ANISA FIRDA RAHMA/ SI IV
            Zaman pendudukan Jepang di Indonesia memperlihatkan gambaran buruk mengenai bidang pengajaran jika di bandingkan dengan masa-masa pemerintah Hindia-Belanda. Jumlah sekolah dasar menurun dari 21.500 menjadi 13.500, sekolah lanjutan dari 850 menjadi 20, perguruan tinggi/fakultas terdiri dari 4 buah, jumlah murid sekolah dasar juga merosot 30% , sedangkan murid sekolah menengah merosot 90%. Guru-guru sekolah dasar berkurang 35%, sedangkan guru sekolah menengah yang aktif tinggal kira-kira 5%. Angka buta huruf tinggi sekali walaupun ada usaha yang dilakukuan untuk memberantas buta huruf.1
            Pada masa pendudukan Jepang pendidikan tingkat dasar dijadikan satu macam saja yakni sekolah dasar 6 tahun. Sebenarnya Jepang mengadakan penyeragaman itu adalah untuk memudahkan pengawasan terhadap sekolah-sekolah tersebut, baik dalam isi maupun penyelenggaraannya. Ternyata, kemudian penyeragaman tersebut menguntungkan bagi rakyat Indonesia karena penyeragaman ini berarti menghapuskan diskriminasi. Sistem pengajaran dan struktur kurikulum ditujukan kepada keperluan Perang Asia Timur Raya seperti disebutkan dibawah ini.

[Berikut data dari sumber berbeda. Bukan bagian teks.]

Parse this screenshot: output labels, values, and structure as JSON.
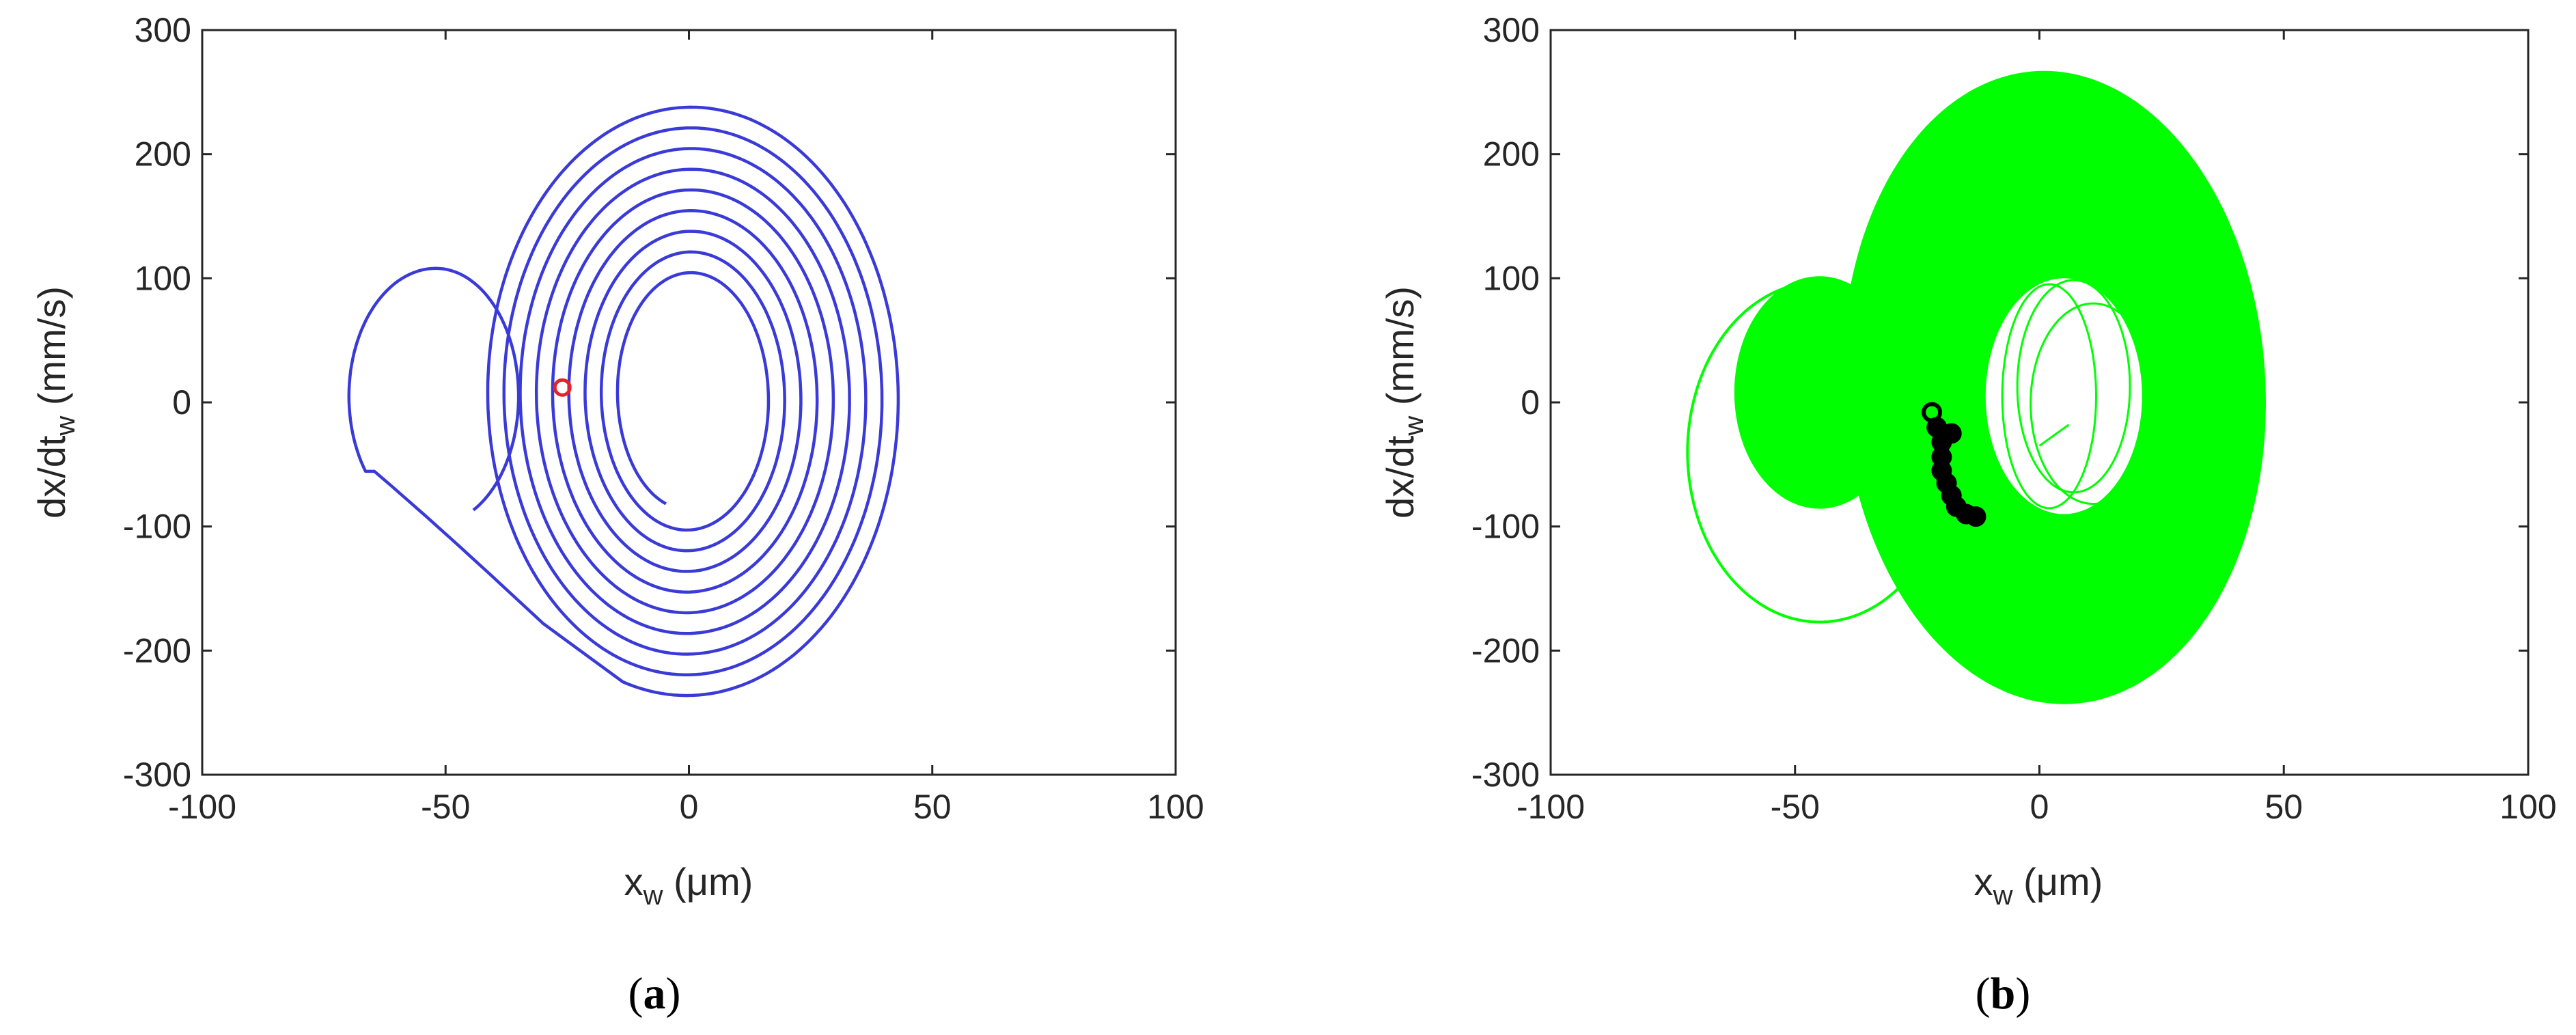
{
  "colors": {
    "axis": "#262626",
    "panel_a_trajectory": "#3a3ad8",
    "panel_a_marker": "#e8202a",
    "panel_b_trajectory": "#00ff00",
    "panel_b_markers": "#000000"
  },
  "panels": [
    {
      "caption_open": "(",
      "caption_letter": "a",
      "caption_close": ")"
    },
    {
      "caption_open": "(",
      "caption_letter": "b",
      "caption_close": ")"
    }
  ],
  "chart_data": [
    {
      "type": "line",
      "panel": "a",
      "xlabel_main": "x",
      "xlabel_sub": "w",
      "xlabel_unit": " (μm)",
      "ylabel_main": "dx/dt",
      "ylabel_sub": "w",
      "ylabel_unit": " (mm/s)",
      "xlim": [
        -100,
        100
      ],
      "ylim": [
        -300,
        300
      ],
      "xticks": [
        -100,
        -50,
        0,
        50,
        100
      ],
      "yticks": [
        -300,
        -200,
        -100,
        0,
        100,
        200,
        300
      ],
      "xtick_labels": [
        "-100",
        "-50",
        "0",
        "50",
        "100"
      ],
      "ytick_labels": [
        "-300",
        "-200",
        "-100",
        "0",
        "100",
        "200",
        "300"
      ],
      "grid": false,
      "series": [
        {
          "style": "spiral-trajectory",
          "initial_loop": {
            "center_x": -52,
            "center_y": 5,
            "x_radius": 17,
            "y_radius": 103,
            "tip_x": -44,
            "tip_y": -95
          },
          "spiral": {
            "center_x": 0,
            "center_y": 5,
            "inner_x_radius": 14,
            "inner_y_radius": 92,
            "outer_x_radius": 44,
            "outer_y_radius": 242,
            "turns": 9
          },
          "transient_bottom_y": -178
        }
      ],
      "markers": [
        {
          "x": -26,
          "y": 12,
          "shape": "circle-open"
        }
      ]
    },
    {
      "type": "line",
      "panel": "b",
      "xlabel_main": "x",
      "xlabel_sub": "w",
      "xlabel_unit": " (μm)",
      "ylabel_main": "dx/dt",
      "ylabel_sub": "w",
      "ylabel_unit": " (mm/s)",
      "xlim": [
        -100,
        100
      ],
      "ylim": [
        -300,
        300
      ],
      "xticks": [
        -100,
        -50,
        0,
        50,
        100
      ],
      "yticks": [
        -300,
        -200,
        -100,
        0,
        100,
        200,
        300
      ],
      "xtick_labels": [
        "-100",
        "-50",
        "0",
        "50",
        "100"
      ],
      "ytick_labels": [
        "-300",
        "-200",
        "-100",
        "0",
        "100",
        "200",
        "300"
      ],
      "grid": false,
      "series": [
        {
          "style": "chaotic-band",
          "main_band": {
            "center_x": 0,
            "center_y": 12,
            "x_min": -40,
            "x_max": 46,
            "y_min": -242,
            "y_max": 266
          },
          "hole": {
            "center_x": 5,
            "center_y": 5,
            "x_radius": 16,
            "y_radius": 95
          },
          "left_ring": {
            "center_x": -45,
            "center_y": 8,
            "x_radius": 17,
            "y_radius": 92
          },
          "outer_loop": {
            "center_x": -45,
            "center_y": -40,
            "x_radius": 27,
            "y_radius": 137
          }
        }
      ],
      "markers": [
        {
          "x": -22,
          "y": -8
        },
        {
          "x": -21,
          "y": -20
        },
        {
          "x": -20,
          "y": -32
        },
        {
          "x": -20,
          "y": -44
        },
        {
          "x": -20,
          "y": -55
        },
        {
          "x": -19,
          "y": -65
        },
        {
          "x": -18,
          "y": -75
        },
        {
          "x": -17,
          "y": -84
        },
        {
          "x": -15,
          "y": -90
        },
        {
          "x": -13,
          "y": -92
        },
        {
          "x": -18,
          "y": -25
        }
      ]
    }
  ]
}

  1. Mengadakan pelatihan bagi guru-guru di jakarta untuk mendoktrinasi mereka dalam Hakko Ichiu ("delapan benang di bawah satu atap", yang intinya adalaah pembentukan suatu lingkungan yang didominasi oleh Jepang yang meliputi bagian-bagian besar dunia).2 para peserta pelatihan diambil dari tiap-tiap daerah/kabupaten. Selesai pelatihan tersebut mereka harus kembali kedaerah masing-masing dan mengadakan pelatihan untuk meneruskan hasil-hasil yang diperolehnya selama pelatihan di Jakarta.
  2. Sekolah umum terdiri dari :
1.      Sekolah rakyat enam tahun (kokumin gakko), di samping itu, masih ada lagi sekolah desa atau sekolah pertama;
2.      Sekolah menengah pertama tiga tahun;
3.      Sekolah menengah tinggi tiga tahun;
  1. Sekolah guru terdiri dari :
1.      Sekolah guru dua tahun ( shoto shihan gakko ) 

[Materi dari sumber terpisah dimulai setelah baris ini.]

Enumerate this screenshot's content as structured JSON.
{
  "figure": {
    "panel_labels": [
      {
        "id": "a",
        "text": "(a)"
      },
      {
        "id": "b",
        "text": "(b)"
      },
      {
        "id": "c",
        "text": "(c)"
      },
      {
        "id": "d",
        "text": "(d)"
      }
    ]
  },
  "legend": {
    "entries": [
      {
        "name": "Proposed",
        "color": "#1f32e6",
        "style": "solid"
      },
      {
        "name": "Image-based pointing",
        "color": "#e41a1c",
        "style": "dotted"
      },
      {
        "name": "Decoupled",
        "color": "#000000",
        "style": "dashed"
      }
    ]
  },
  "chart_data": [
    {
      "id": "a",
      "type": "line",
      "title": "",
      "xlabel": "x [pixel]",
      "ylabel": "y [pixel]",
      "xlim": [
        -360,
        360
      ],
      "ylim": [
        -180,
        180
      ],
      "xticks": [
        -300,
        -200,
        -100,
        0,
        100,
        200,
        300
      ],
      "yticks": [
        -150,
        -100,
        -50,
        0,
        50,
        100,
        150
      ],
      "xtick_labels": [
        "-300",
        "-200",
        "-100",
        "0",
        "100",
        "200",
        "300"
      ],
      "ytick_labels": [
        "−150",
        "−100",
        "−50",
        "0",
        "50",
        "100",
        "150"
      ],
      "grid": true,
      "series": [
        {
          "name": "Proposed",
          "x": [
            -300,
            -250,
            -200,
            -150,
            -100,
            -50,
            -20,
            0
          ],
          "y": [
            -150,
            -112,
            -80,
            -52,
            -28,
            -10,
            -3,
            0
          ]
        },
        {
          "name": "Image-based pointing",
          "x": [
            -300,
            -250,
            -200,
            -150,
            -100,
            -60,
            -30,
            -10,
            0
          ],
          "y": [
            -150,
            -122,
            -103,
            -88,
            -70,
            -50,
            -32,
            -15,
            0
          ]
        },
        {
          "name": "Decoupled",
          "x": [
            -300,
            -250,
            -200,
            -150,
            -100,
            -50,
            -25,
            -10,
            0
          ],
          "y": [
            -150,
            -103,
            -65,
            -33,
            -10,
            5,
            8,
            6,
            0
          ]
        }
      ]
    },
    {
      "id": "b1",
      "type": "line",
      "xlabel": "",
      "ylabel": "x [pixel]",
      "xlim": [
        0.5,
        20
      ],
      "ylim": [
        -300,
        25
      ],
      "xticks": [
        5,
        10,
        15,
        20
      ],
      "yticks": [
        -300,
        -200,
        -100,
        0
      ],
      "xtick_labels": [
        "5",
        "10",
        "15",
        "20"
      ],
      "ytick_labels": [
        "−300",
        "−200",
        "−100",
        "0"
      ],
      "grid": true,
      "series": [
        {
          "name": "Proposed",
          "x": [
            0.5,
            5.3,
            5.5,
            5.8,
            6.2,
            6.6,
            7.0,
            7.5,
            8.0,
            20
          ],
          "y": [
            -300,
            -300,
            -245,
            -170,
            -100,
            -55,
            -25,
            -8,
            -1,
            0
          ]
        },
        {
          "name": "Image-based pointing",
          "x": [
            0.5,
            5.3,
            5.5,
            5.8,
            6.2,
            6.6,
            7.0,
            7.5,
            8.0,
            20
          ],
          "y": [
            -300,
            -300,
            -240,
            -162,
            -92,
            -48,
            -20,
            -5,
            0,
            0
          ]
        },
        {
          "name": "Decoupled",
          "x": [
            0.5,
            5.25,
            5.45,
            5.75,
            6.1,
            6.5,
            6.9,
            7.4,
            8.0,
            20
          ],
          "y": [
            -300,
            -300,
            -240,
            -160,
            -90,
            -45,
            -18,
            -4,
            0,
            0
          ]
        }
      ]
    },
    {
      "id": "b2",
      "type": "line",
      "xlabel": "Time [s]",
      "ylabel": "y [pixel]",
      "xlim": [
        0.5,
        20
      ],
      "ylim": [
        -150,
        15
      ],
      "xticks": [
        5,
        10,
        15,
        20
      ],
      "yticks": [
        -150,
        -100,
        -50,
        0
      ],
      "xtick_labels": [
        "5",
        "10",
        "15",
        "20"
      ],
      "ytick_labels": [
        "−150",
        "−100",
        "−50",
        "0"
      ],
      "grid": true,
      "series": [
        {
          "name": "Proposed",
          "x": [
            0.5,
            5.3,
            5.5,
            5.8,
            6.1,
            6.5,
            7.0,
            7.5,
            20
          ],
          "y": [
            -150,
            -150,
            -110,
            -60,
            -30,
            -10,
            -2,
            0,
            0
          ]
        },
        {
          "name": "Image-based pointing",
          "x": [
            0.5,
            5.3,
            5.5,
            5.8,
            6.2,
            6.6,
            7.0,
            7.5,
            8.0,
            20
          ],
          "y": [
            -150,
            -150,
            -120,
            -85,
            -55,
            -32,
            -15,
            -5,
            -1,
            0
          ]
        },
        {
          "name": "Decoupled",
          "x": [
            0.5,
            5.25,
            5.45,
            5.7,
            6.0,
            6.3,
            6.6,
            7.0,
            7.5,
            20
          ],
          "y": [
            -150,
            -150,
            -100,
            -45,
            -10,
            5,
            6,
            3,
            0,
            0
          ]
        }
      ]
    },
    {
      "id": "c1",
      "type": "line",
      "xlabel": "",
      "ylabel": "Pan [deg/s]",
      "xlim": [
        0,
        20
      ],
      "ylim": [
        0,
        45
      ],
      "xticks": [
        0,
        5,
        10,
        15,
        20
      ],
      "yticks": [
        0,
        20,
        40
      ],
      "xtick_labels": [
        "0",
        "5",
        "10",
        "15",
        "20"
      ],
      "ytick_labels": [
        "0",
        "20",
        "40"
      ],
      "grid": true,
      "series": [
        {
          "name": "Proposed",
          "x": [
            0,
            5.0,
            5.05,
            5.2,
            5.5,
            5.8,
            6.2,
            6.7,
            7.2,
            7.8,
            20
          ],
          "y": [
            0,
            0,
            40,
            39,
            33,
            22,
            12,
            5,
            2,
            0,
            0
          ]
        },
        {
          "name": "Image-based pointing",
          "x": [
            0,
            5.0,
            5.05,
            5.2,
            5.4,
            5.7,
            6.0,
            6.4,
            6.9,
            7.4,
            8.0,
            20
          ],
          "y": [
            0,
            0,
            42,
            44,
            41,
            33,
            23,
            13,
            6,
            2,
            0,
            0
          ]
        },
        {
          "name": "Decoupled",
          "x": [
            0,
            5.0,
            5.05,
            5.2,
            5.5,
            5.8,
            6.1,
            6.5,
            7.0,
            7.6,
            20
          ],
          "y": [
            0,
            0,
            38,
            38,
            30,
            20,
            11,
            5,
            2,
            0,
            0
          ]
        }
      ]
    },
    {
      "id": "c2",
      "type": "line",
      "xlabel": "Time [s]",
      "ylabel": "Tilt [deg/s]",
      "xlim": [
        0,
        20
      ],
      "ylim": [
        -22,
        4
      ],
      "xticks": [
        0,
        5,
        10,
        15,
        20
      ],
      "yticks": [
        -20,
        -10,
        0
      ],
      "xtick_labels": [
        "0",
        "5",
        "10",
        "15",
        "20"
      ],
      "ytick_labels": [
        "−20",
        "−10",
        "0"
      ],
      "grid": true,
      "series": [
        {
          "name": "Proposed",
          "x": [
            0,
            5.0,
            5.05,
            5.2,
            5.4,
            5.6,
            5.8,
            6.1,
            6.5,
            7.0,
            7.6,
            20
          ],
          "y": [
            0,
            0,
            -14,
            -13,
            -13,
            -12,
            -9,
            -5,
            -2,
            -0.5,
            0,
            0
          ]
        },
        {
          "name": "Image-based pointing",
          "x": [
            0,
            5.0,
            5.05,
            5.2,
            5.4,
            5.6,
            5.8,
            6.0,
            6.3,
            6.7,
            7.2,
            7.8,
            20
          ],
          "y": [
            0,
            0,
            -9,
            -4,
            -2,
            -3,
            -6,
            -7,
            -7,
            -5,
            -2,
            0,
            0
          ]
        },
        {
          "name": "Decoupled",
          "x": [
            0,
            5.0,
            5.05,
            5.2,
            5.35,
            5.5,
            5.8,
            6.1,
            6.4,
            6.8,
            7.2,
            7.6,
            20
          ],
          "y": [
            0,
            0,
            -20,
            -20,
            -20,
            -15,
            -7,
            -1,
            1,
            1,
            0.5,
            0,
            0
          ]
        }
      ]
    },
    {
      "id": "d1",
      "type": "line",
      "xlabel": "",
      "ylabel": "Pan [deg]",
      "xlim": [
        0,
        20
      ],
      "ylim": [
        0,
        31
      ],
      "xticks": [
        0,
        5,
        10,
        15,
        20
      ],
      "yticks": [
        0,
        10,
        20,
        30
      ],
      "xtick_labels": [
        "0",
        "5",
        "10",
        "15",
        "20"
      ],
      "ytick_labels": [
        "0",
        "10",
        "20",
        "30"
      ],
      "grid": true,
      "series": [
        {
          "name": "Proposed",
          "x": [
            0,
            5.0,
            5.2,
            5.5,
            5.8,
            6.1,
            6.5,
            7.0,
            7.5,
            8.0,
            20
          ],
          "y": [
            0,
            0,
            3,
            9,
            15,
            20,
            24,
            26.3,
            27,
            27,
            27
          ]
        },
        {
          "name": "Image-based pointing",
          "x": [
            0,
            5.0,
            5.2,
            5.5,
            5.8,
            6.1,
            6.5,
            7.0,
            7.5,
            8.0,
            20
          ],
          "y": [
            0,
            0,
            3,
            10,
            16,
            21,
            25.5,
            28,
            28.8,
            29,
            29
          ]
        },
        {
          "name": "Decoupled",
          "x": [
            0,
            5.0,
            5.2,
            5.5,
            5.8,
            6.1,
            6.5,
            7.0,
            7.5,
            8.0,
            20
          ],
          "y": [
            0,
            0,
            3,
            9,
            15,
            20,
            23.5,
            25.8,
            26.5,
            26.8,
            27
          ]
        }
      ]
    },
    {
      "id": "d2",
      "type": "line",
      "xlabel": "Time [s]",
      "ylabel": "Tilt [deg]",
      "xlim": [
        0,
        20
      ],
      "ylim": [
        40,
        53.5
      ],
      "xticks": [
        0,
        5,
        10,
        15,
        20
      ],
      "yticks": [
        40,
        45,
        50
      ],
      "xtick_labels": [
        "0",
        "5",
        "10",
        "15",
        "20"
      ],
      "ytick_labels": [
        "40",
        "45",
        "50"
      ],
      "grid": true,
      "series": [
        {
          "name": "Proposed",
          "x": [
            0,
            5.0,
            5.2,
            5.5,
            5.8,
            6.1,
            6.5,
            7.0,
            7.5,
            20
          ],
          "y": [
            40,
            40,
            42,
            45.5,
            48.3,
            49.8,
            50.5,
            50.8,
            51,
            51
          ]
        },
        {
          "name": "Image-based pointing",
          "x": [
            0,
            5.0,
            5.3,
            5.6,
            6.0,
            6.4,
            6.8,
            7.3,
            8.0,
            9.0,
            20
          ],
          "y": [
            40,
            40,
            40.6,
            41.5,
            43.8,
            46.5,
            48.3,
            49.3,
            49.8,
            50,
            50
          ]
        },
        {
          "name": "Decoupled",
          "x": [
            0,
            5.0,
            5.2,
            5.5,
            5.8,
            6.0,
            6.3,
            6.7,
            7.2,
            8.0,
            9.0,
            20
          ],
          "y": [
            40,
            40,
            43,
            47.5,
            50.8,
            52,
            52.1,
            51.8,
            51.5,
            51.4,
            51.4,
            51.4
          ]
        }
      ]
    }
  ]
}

2.      Sekolah guru empat tahun ( cuto shihan gakko )
3.      Sekolah guru enam tahun (koto shihan gakko )
Ternyata, bahasa jepang tidak saja diajarkan melalui sekolah-sekolah untuk para murid, tetapi masyarakat umum pun dapat mempelajarinya melalui kursus-kursus. Kursus bahasa Jepang antara lain diadakan di Balai Pustaka, Jakarta, dimulai tanggal 6 juni 1942. Pengajarnya W.J.S. Poerwadarminta, yang memberikan kursus bahasa jepang khusus untuk teman-teman sejawatnya, seperti Kartadiredja (Patih Jatinegara), Sutan Doko (Kepala Komisaris Polisi), dan Hilman Mangkudidjaja (Ketua Pengadilan Jatinegara) dan Pubaja (Wedana Kota).3 untuk para guru Indonesia sebagai pendukung perserikatan, di samping diadakan pelatihan, juga diadakan kursus bahasa Jepang, yang diakhiri dengan ujian. Jika mereka lulus ujian tersebut maka diberikan tambahan gaji.

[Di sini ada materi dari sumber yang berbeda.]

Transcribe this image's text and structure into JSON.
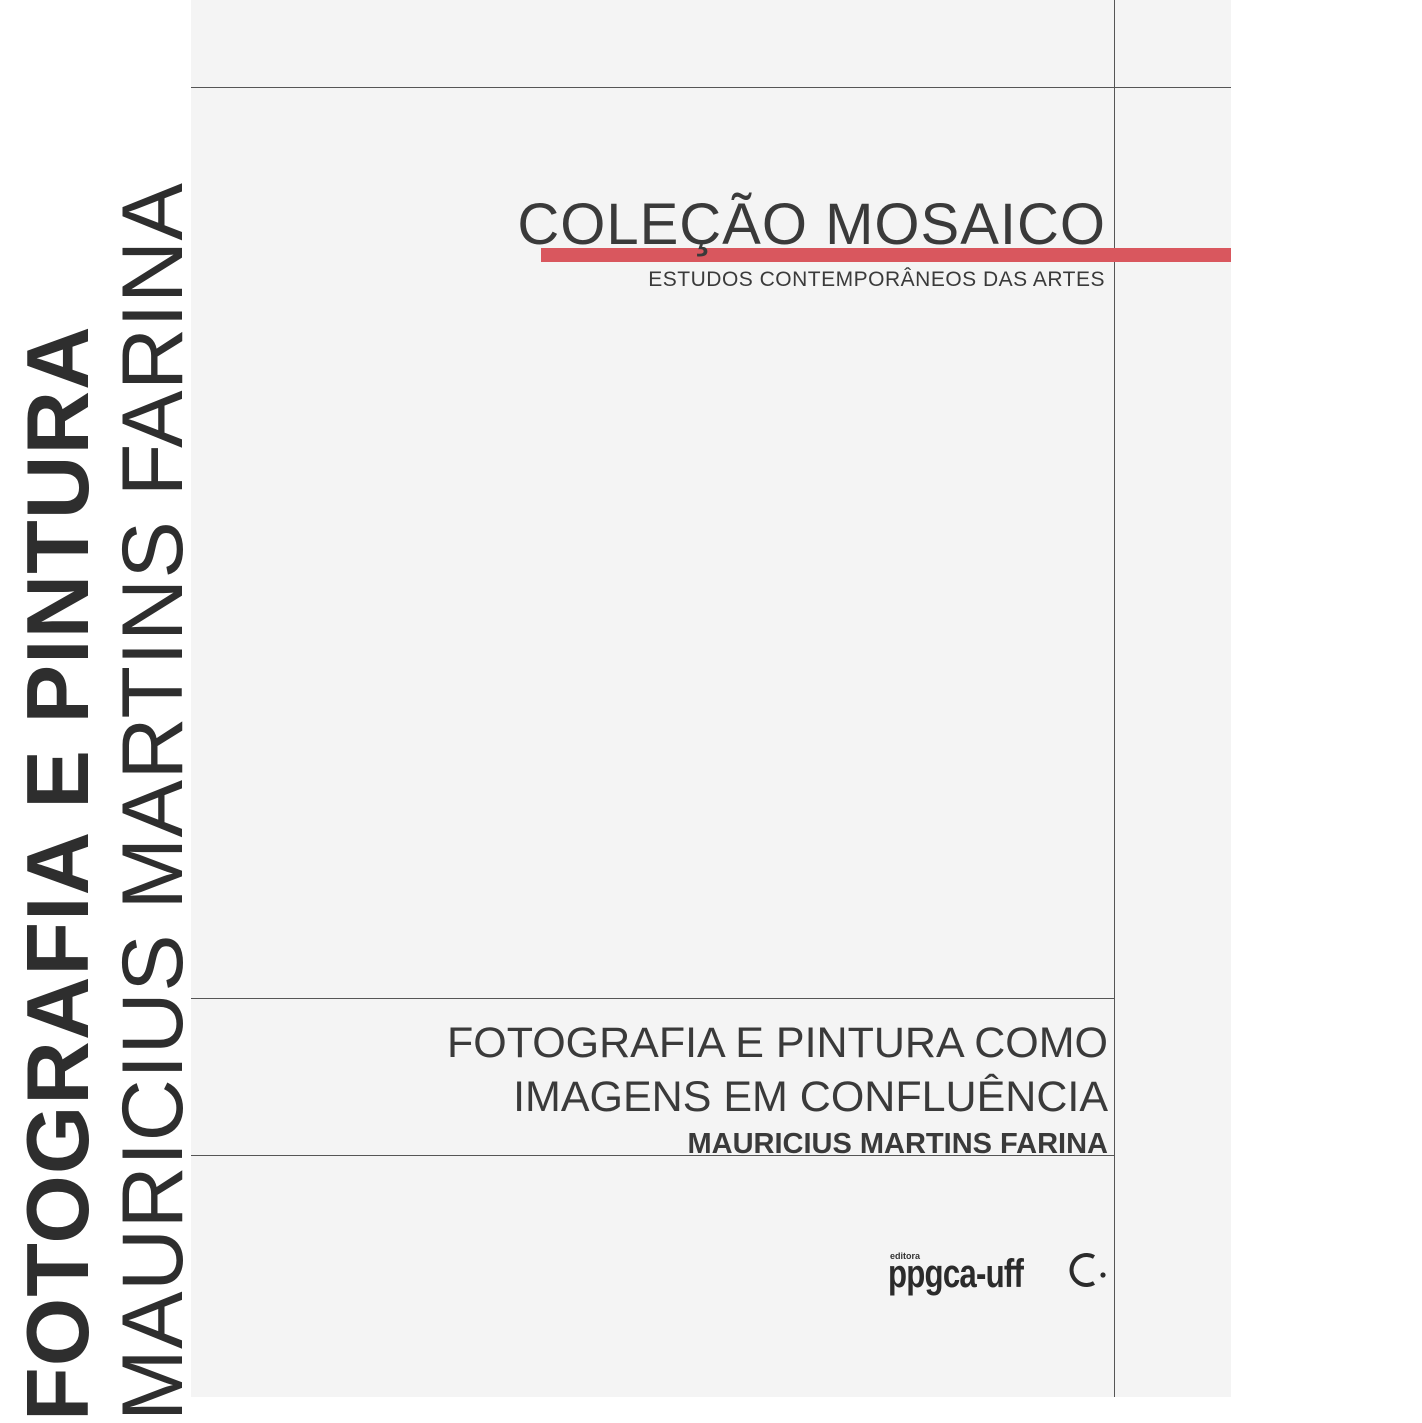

Disiplin militer yang merupakan ciri pemerintahan Jepang diterapkan pula di bidang pendidikan. Murid-murid diharuskan melakukan kinrohosyi (kerja bakti), seperti mengumpulkan bahan-bahan untuk perang, menanam bahan makanan, membersihkan asrama, dan memperbaiki jalan-jalan. Selain itu, juga diadakan latihan jasmani yang keras serta kemiliteran.
Murid-murid menerima gemblengan sedemikian rupa agar mereka "bersemangat jepang" ( Nippon Seishin ). Hal lainnya yang harus dilakukan para pelajar adalah menyanyikan lagu kebangsaan Jepang Kimigayo dan lagu-lagu lainnya, melakukan penghormatan ke arah istana Kaisar di Tokyo seikeirei, dan menghormati bendera Jepang dan melakukan gerak badan taiso.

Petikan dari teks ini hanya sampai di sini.